How you manage your trade will significantly impact your success as a trader and your profitability. Trades are not as simple as getting a hot tip and then buying. The entry, the exit, the discipline, and the risk management have to all converge for success in trading. Mismanaging a step in your trading process will cost you money.
Here are the ten elements of trade management:
- You must have an entry signal that gives you a quantified reason to go long or short. Your entry should put the odds of a winning trade in your favor. A breakout, a moving average, and technical indicators can achieve this.
- Your position size must be an amount that removes the risk of ruining your account if you are wrong. You should trade a size that keeps your emotions from becoming an issue and keeps your ego out of the decision-making process.
- You must have a stop loss level at which, if the price goes, the odds are you were wrong about the entry and need to exit. A stop loss keeps your losses small and prevents you from staying on the wrong side of a trend.
- You need an exit strategy to lock in profits. A stop loss will get you out early when a trend starts to reverse, and a profit target will give you a price level at which you are happy to take profits.
- Your trade should have a risk/reward ratio of 1:3. For example, your stop loss may cost you 1% of your trading capital, but your profit target could give you a 3% gain on your account.
- Will you add to your winning trade?

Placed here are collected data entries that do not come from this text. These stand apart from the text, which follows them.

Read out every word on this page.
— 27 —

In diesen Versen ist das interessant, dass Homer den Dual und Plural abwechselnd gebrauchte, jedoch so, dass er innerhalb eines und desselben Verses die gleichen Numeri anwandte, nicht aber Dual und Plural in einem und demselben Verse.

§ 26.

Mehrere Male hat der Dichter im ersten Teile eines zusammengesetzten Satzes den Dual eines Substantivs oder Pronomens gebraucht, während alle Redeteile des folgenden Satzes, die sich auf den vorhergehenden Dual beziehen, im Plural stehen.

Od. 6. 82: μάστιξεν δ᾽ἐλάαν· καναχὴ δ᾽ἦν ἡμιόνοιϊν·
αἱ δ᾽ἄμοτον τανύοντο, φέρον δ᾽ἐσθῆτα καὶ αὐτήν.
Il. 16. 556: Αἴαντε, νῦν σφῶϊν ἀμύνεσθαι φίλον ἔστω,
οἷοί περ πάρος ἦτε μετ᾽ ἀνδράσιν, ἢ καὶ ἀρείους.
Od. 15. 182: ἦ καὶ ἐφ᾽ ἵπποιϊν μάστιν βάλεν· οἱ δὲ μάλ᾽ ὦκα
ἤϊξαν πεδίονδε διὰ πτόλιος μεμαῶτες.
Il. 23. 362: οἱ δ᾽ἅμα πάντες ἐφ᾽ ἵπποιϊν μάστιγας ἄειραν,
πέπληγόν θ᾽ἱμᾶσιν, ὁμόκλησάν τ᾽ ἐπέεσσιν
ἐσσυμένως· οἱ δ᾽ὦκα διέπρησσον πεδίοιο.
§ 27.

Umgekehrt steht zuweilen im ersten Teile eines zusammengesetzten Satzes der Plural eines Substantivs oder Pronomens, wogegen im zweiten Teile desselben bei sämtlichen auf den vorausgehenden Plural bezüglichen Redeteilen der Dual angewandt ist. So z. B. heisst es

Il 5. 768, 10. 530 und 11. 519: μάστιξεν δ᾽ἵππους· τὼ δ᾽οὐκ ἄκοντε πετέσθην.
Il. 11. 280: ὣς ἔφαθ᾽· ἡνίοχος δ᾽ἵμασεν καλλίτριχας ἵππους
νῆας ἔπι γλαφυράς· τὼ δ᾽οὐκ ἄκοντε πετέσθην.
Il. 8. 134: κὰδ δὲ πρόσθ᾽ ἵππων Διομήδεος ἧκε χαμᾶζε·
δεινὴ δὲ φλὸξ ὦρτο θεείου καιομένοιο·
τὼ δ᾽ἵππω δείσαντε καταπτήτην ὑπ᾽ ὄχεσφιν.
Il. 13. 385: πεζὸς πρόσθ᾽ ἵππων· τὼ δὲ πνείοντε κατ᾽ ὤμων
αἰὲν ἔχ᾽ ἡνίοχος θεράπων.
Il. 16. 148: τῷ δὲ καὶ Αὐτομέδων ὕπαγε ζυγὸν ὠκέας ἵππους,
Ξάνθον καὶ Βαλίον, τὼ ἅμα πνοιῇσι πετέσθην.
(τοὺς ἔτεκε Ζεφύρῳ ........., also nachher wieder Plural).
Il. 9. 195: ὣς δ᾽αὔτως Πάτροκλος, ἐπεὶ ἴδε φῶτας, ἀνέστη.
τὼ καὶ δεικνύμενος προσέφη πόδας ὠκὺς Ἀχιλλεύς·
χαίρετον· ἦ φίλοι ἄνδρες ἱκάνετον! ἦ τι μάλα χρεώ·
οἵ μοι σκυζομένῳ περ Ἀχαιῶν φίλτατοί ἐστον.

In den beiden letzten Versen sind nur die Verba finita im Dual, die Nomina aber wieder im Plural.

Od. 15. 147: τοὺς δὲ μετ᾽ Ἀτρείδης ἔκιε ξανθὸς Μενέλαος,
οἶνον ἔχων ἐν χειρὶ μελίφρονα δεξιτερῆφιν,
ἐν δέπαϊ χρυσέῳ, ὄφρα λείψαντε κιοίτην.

Will you enter at another price level if your initial entry goes in your favor?
- Will you take profits on the way up and exit in stages?
- Will volume affect your trading plan?
- Will you have a time stop to exit if the trade goes nowhere for an extended period of time?
- If you catch a trend, will you have a process that maximizes your winning trades?
How you manage your trade will determine your success as much as your original trade idea.